Accordingly, the IDR outlook of the Export-Import Bank of India, the State Bank of India, the Bank of Baroda, the Bank of Baroda (New Zealand), the Bank of India, the Canara Bank, the Punjab National Bank, ICICI Bank and Axis Bank Ltd have been downgraded to negative.

"At the same time, Fitch has affirmed IDBI Bank Limited's (IDBI) IDR while maintaining the outlook at negative," Fitch said in a statement.

The rating actions follow Fitch's revision of the outlook on the 'BBB-' rating on India to negative from stable on June 18, due to the impact of the escalating coronavirus pandemic on India's economy.

"The IDRs for all the above Indian banks are support-driven and anchored to their respective SRFs," the statement said.

"They are based on Fitch's assessment of high to moderate probability of extraordinary state support for these banks, which takes into account our assessment of the sovereign's ability and propensity to provide extraordinary support."

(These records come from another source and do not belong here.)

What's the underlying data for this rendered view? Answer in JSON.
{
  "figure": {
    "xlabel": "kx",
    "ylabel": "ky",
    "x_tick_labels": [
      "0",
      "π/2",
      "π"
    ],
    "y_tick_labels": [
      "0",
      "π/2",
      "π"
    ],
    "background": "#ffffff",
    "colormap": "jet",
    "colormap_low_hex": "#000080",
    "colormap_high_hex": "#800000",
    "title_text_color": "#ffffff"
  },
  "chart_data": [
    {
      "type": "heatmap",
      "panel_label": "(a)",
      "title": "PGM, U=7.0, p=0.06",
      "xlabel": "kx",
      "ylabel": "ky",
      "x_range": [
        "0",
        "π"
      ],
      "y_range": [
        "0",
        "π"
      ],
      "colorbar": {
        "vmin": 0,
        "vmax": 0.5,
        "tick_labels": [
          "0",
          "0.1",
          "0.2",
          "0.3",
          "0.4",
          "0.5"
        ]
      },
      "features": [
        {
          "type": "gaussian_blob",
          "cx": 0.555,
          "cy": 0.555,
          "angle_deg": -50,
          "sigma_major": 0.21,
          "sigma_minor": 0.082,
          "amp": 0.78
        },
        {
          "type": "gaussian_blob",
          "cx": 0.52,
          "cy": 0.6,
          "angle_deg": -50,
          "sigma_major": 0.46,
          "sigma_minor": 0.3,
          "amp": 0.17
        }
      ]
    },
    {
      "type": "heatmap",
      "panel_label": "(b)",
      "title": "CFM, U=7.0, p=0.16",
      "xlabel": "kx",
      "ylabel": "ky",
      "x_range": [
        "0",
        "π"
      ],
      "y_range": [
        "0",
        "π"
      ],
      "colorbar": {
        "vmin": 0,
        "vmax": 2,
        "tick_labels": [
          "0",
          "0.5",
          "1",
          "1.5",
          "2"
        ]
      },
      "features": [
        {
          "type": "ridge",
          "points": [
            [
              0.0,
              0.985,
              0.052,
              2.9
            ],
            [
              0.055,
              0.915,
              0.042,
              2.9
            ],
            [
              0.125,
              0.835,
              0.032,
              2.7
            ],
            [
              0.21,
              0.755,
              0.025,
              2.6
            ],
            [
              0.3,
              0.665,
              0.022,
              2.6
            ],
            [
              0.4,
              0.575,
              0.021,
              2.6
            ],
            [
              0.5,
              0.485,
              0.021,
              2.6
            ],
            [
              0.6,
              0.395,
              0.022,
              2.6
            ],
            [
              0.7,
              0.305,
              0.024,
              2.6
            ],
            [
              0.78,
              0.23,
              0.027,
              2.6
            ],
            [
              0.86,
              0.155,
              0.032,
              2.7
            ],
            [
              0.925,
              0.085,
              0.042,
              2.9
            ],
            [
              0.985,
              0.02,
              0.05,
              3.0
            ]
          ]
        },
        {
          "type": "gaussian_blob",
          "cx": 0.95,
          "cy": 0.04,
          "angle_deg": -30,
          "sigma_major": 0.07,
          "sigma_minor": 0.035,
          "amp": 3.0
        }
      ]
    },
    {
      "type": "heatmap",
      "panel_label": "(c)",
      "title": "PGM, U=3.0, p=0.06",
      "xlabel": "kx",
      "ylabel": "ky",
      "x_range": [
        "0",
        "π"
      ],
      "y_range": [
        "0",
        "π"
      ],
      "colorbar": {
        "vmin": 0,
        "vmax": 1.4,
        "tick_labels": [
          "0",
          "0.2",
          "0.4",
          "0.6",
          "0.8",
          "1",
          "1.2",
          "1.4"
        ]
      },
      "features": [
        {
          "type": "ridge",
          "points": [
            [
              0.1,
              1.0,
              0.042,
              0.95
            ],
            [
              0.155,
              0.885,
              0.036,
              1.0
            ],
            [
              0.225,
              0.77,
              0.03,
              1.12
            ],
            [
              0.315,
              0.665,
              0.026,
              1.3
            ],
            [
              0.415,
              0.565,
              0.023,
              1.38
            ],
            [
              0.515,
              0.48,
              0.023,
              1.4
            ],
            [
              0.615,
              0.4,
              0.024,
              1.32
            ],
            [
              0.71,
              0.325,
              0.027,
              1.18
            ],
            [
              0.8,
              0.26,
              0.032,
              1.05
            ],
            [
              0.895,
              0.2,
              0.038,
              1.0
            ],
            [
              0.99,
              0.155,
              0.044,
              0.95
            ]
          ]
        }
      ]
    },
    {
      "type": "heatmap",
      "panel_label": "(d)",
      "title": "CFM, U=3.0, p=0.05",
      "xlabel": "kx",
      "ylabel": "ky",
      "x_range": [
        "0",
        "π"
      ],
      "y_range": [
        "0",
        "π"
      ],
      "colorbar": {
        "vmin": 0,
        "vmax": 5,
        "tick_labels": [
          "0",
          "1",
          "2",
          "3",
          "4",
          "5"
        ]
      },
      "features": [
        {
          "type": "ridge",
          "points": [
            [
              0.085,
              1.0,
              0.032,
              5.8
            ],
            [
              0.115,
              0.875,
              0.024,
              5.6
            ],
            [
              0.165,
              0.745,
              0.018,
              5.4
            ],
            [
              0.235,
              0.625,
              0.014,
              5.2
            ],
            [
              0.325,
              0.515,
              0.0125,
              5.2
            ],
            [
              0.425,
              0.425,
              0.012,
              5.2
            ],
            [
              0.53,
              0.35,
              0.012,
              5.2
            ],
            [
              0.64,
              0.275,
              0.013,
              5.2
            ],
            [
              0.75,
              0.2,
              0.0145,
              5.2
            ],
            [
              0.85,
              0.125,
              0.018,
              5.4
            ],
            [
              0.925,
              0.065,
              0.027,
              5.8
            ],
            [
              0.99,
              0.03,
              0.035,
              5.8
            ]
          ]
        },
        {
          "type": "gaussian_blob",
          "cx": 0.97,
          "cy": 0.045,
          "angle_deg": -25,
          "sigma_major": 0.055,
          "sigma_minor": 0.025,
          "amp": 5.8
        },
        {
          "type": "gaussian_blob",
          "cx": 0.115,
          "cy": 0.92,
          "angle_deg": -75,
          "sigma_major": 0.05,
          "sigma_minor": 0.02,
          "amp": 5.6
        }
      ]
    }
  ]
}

According to the statement, the negative outlook on India's sovereign rating reflects an increasing strain on the state's ability to provide extraordinary support, due to the sovereign's limited fiscal space and the significant deterioration in fiscal metrics due to challenges from the COVID-19 pandemic.

"The rating action does not affect the banks' Viability Rating (VR). EXIM does not have a VR as its role as a policy bank makes an assessment of its standalone credit profile less meaningful."